Modelling large data structures

Hi,

We are trying to use aerospike with the following use-case, and are looking for feed-back/recommendations as to how we are thinking of modelling the data.

In our use-case, we have a large number of “entities” (initially several hundred thousand, but potentially millions). Each entity has an arbitrary number of “data-contexts” associated with it, and each data-context is essentially a binary blob (potentially quite large, perhaps 50-100Kb each).

The basic process is that an entity and all of it’s data-contexts are retrieved from aerospike, processed by the application, and the entity and any modified data-contexts are stored back.

We expect a very high rate of queries/updates across the data set, but a small number of concurrent accesses to a single entity.
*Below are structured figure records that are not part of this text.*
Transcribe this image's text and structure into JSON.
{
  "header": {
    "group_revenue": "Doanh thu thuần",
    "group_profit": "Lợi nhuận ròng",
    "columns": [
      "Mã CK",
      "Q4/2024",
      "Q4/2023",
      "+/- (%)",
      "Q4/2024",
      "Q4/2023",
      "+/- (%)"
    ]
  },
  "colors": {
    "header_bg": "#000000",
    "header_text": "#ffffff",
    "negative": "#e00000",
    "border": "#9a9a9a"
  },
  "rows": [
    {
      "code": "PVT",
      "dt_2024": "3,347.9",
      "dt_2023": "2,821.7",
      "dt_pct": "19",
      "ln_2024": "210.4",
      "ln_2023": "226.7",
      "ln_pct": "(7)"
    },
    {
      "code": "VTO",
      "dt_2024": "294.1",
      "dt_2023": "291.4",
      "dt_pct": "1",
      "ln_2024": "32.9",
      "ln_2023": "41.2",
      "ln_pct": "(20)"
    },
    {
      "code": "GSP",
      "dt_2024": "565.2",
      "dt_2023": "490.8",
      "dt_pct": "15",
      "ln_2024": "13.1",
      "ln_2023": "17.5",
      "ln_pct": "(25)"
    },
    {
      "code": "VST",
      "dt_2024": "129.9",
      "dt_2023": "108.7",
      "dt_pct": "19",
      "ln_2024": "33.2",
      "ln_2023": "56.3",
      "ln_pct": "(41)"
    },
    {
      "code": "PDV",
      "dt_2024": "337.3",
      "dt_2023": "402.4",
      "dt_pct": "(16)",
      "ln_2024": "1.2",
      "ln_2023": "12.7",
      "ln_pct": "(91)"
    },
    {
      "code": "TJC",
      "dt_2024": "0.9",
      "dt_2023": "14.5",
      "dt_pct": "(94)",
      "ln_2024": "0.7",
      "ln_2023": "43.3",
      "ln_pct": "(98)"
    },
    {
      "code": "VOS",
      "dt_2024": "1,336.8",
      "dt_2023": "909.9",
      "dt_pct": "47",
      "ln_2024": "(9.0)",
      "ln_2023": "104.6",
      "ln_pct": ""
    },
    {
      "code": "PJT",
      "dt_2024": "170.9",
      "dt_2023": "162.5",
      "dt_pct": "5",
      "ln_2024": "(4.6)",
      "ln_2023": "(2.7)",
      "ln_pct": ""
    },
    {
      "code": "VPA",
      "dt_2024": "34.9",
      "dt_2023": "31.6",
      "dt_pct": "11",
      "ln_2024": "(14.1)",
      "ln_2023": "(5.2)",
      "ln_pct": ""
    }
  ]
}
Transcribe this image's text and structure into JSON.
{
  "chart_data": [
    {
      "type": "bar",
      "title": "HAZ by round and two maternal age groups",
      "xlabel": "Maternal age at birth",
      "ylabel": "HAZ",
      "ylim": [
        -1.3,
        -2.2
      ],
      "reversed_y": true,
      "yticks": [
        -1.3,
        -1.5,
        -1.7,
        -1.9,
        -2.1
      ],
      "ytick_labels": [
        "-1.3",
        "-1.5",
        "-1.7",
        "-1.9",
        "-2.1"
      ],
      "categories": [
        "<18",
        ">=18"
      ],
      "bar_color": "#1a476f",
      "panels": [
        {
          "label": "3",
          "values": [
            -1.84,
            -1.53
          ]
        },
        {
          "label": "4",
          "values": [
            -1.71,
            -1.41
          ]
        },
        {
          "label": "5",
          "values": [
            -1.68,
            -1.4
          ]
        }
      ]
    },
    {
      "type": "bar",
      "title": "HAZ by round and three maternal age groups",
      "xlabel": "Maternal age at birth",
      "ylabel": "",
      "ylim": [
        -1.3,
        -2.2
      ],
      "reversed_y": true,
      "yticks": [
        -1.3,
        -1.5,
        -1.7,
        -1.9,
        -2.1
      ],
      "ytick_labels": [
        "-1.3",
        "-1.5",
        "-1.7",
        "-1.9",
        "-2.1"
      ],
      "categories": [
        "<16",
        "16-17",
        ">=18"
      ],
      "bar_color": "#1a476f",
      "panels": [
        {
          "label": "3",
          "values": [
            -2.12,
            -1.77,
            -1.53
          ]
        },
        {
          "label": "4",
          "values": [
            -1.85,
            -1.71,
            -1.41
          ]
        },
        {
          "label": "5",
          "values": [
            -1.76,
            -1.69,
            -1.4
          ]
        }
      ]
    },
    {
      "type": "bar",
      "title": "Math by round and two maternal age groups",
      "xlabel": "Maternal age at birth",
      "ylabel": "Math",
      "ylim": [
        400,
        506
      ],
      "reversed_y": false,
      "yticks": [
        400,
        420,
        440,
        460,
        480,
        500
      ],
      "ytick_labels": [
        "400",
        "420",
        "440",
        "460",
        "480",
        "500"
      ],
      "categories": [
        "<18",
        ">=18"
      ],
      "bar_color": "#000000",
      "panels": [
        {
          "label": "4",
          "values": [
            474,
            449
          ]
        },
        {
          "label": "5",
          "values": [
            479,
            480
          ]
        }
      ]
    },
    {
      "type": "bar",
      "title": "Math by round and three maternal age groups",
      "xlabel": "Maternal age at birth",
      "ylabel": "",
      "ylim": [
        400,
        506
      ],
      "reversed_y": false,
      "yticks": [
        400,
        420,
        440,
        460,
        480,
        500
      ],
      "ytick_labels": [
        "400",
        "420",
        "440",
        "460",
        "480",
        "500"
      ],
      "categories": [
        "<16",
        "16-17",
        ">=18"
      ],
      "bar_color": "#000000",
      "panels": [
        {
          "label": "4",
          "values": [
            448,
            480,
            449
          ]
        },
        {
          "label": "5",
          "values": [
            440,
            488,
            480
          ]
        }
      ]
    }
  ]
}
What would be the most efficent way to achieve this? We have experimented with passing the data-contexts and record generation count as parameters to a record UDF. This UDF would check the records generation count to prevent concurrent modification, and use an LDT bin to store chunks of each data-context in a map. We have run into an issue with this approach where it seems the servers Lua cache eventually uses all available memory and crashes the node, possibly because of the amount of data we are passing?

Some additional questions that have been raised are:

  • Are LDT bins suitable for frequent reads and updates?
  • Are there any performance guidelines or benchmarks available when passing large amounts of data to and from Aerospike?

LDT’s are not really recommended, and you don’t need them for that size of data.

Store a record for each entity, with any general information you need, and use a list or map bin that stores the primary keys of all the associated data context. Then store the data-contexts as individual records, perhaps in another set for organization.

You can do 1 operation to lookup the entity record and set a value on a bin as a lock, then read all the primary keys for the data-contexts and fetch them all efficiently with a batch get. Do your processing and store them all again and remove or unset the lock bin value on the entity record.

You can also use a secondary index and store the entity’s primary key as a value on all the data-contexts so you can retrieve them through a query, this will scale better if you have thousands (or more) of data-contexts for an entity as your records are limited in size (defaults to the write block size).